Essential, yet for many elusive; simple, but of endless fascination. Another paradox of sleep is that, though we might not be getting enough of it at night, we can’t get enough of reading about it. Books about how to get more and better shuteye – and warnings of the ills we bring upon ourselves if we don’t – are the blockbusters of popular non-fiction, flying off the shelves and sparking discussion everywhere.

Why We Sleep by neuroscientist Matthew Walker was an international bestseller in 2017. While some of his claims are still controversial and may end up facing some adjustment or revision in the future, no one is disputing the importance of the case he made for sleep. Now, Walker is joined by Aric Prather and The Seven-Day Sleep Prescription, a new book of solutions and strategies, praised by Walker as “thoughtful, vastly knowledgeable, and genuinely brilliant”.

If the back cover’s promise of “transformative” results in “just seven days” piques scepticism, Prather writes with authority. As a clinical psychologist treating patients with insomnia and a professor of psychiatry and behavioural sciences at the University of California, San Francisco, he has a wide-ranging view of common struggles with sleep. Prather is a parent of young children, so he can relate. “I couldn’t sleep in if I tried,” he writes.

Prather’s acceptance that our lives often don’t allow for a full eight hours of sleep counters that strand of wellness advice that tends towards monasticism, heavily hinting that any electrical light after 10pm condemns us to compromised sleep. He is refreshingly relaxed about watching TV to wind down before bed, just so long as you don’t do it in bed.

Prather addresses upfront the essential challenge: the modern world isn’t set up for sleep and, for many people, it is just one priority among many. Especially for those who are socioeconomically disadvantaged, it may not even rank that highly, relative to earning money to pay the bills.

As Prather tells a patient, sometimes it is a case of accepting that “you’re going to be short on sleep, and live with it the best you can”. Yet, at the same time, he makes a compelling argument for why sleep is worth prioritising, in whatever way we can.

This might mean ensuring that what little rest we do get is more restorative by actively managing stress and taking regular breaks during the day, or, at the more drastic end of Prather’s case studies, reorganising our daily life to suit our individual sleep patterns.

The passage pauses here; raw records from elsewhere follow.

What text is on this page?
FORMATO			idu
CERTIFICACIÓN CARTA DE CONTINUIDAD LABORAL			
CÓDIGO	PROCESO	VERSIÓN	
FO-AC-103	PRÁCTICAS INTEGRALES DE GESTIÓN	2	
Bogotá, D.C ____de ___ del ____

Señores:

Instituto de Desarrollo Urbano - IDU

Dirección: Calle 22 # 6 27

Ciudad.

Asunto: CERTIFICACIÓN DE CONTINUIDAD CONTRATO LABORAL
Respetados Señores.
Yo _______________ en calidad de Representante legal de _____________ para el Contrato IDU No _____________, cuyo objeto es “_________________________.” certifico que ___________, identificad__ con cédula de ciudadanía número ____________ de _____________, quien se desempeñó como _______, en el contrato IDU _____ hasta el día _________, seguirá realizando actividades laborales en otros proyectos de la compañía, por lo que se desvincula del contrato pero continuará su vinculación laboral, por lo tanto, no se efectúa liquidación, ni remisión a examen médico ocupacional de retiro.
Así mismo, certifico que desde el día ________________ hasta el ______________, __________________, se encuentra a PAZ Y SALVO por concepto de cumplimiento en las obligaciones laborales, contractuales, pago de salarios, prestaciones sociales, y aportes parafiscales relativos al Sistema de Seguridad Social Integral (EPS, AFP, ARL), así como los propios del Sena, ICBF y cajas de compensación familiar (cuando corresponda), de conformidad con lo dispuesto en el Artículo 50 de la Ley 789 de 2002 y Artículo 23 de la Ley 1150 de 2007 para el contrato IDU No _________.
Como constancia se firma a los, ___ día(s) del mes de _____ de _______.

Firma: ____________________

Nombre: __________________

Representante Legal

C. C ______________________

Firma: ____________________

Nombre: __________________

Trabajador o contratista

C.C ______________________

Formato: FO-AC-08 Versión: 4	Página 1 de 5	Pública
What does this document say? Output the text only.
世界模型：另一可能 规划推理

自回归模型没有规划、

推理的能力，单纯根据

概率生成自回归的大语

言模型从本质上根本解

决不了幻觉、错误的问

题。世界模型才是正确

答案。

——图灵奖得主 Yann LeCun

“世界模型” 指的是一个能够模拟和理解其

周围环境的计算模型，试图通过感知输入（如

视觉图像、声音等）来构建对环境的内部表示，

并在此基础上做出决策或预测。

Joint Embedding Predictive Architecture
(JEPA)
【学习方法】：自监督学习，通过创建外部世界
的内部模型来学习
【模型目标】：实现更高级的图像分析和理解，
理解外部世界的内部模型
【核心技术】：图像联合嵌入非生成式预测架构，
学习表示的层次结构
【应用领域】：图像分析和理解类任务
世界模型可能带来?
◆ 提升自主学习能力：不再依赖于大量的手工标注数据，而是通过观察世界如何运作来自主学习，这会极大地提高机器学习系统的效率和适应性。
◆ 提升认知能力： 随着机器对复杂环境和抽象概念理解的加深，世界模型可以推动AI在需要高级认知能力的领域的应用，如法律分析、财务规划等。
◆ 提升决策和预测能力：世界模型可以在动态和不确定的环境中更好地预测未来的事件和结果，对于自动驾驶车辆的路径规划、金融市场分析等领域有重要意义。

Like the self-styled “sleep diplomat” Walker, Prather identifies himself not just as a scientist of sleep, but as an “evangelist” for it. Even setting aside the myriad individual health impacts, he suggests that our fractious, in many ways failing, society is a result of widespread chronic sleeplessness.

In a perfect world, says Prather, our economy would be reorganised to ensure that we all get sufficient rest and sleep would be considered a basic human right – not the pursuit and pet interest of the privileged. After all, it is as fundamental to our mental and physical well-being as food and shelter.

For those readers already well-versed in sleep health, The Seven-Day Sleep Prescription might offer few surprises, but it is still a valuable read for its balance between pragmatism and idealism. The structure of the book, with its bitesize steps towards better sleep, is accessible and immediately helpful, amd the steps themselves are  persuasive

“When you sleep better, your whole life improves,” he writes. For those of us perhaps more inclined to fret over our sleep than to actively prioritise it, it is a worthwhile reminder to give this miracle cure a try.